In my case I have a CSV uploaded to S3 with the data I want to join on. So I need to load that into a stage and then I can join against it.
So we create a stage:
CREATE STAGE my_stage URL='s3://mybucket/mypath'
There are a million other params you can pass in to tweak the behavior of said stage, see more on that here. But that’s all it takes to create a very basic stage. Depending on how your database and AWS integrations are set up you probably need to add some permissions. This will be different for every setup so I’ll spare you the gory details of what I did here (it was mostly Terraform and pinging our data-platform team for help). But assuming you’ve created the stage and your database role has permissions to read from it, you are now in business!
Say you have a file in your S3 storage: mybucket/mypath/data.csv
. It’s now as simple as:
SELECT $1, $2 FROM @my_stage/data.csv
Snowflake doesn’t know that the header of your CSV is its column names (if you’re not using a headerless CSV, which is a whole other thing) which is why we have to use positional arguments. However, we can fix that by importing the CSV into a temporary (or permanent, depending on our use case) table:
CREATE TEMP TABLE mytemptable (ZIP number);
Lets now say our zip code list is a one-column CSV:
COPY INTO mytemptable @my_stage/data.csv;
SELECT First FROM mytable JOIN mytemptable ON mytemptable.ZIP = mytable.Zip_code;
As before, there are about a thousand different configurable options here. I especially like MATCH_BY_COLUMN_NAME
, which, when paired with parse_header=TRUE
, automagically determines the column names in your CSV (with headers) and inserts them into the table, even if the columns in the table are in a different order.
Note: MATCH_BY_COLUMN_NAME
doesn’t get you a free pass to not create the temp table, if you want to select by column name. To dynamically create the temp table without knowing the headers in the CSV, that’s a separate post. Or see “Generate column description” in my resources below.

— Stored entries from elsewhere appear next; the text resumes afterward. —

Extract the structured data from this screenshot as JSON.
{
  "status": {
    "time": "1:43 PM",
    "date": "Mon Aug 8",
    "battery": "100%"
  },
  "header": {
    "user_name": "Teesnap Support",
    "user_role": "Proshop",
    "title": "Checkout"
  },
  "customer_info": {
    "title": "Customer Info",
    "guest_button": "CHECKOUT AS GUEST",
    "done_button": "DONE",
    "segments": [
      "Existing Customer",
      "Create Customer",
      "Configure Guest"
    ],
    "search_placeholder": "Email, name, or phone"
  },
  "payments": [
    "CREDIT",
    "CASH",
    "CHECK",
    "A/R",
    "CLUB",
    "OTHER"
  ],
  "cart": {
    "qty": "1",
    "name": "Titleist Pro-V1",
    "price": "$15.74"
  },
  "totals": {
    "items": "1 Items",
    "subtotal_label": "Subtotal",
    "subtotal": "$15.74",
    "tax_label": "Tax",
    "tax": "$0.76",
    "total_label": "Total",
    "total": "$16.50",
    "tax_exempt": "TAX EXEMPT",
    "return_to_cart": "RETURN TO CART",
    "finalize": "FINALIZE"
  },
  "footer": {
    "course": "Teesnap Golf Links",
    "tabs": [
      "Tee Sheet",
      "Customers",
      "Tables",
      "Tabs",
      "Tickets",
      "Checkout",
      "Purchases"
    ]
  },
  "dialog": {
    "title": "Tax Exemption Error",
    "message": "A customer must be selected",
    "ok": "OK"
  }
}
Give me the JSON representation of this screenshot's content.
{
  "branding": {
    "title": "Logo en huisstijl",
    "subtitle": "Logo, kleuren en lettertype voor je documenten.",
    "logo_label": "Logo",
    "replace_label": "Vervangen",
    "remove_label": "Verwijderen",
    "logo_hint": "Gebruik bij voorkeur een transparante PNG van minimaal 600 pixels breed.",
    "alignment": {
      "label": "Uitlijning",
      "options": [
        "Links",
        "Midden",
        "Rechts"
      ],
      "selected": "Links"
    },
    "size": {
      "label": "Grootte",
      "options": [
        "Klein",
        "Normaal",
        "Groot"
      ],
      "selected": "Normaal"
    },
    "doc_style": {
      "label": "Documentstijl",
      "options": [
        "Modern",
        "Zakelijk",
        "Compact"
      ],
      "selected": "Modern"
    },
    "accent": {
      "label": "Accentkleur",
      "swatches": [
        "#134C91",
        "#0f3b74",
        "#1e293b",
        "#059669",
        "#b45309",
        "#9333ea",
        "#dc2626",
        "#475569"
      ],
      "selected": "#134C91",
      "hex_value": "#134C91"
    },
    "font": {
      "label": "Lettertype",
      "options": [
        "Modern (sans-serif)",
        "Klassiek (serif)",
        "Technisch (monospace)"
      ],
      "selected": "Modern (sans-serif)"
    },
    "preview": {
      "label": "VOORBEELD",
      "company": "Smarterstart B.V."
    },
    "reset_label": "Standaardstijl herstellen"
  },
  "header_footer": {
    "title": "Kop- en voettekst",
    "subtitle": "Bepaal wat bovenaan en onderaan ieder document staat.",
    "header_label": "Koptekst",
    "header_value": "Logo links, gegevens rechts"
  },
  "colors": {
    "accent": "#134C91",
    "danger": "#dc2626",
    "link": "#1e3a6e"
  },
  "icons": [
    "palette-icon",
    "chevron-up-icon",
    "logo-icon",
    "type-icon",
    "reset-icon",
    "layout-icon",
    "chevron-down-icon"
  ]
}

That said, I’ve now created a script that does everything I want to and selects the data I want from Snowflake, joining on my imported CSV! It’s still quite slow, taking a few minutes to run each time, but compared to the previous process, this is a huge improvement!
Resources:
- Querying data in staged files
- Generate column description
- Create FILE FORMAT (very useful for specifying options on your incoming CSV)
*I realize this is a contrived example; believe me that my real-world use-case is more relevant.
**I learned in the process of writing this blog post that a JOIN is not always faster than an IN, and ‘real’ data scientists and database admins have dedicated many words to analyzing which query is faster under which circumstances. (Don’t forget that with most database languages you can run something like EXPLAIN PLAN before actually running the query to see how long it might take.)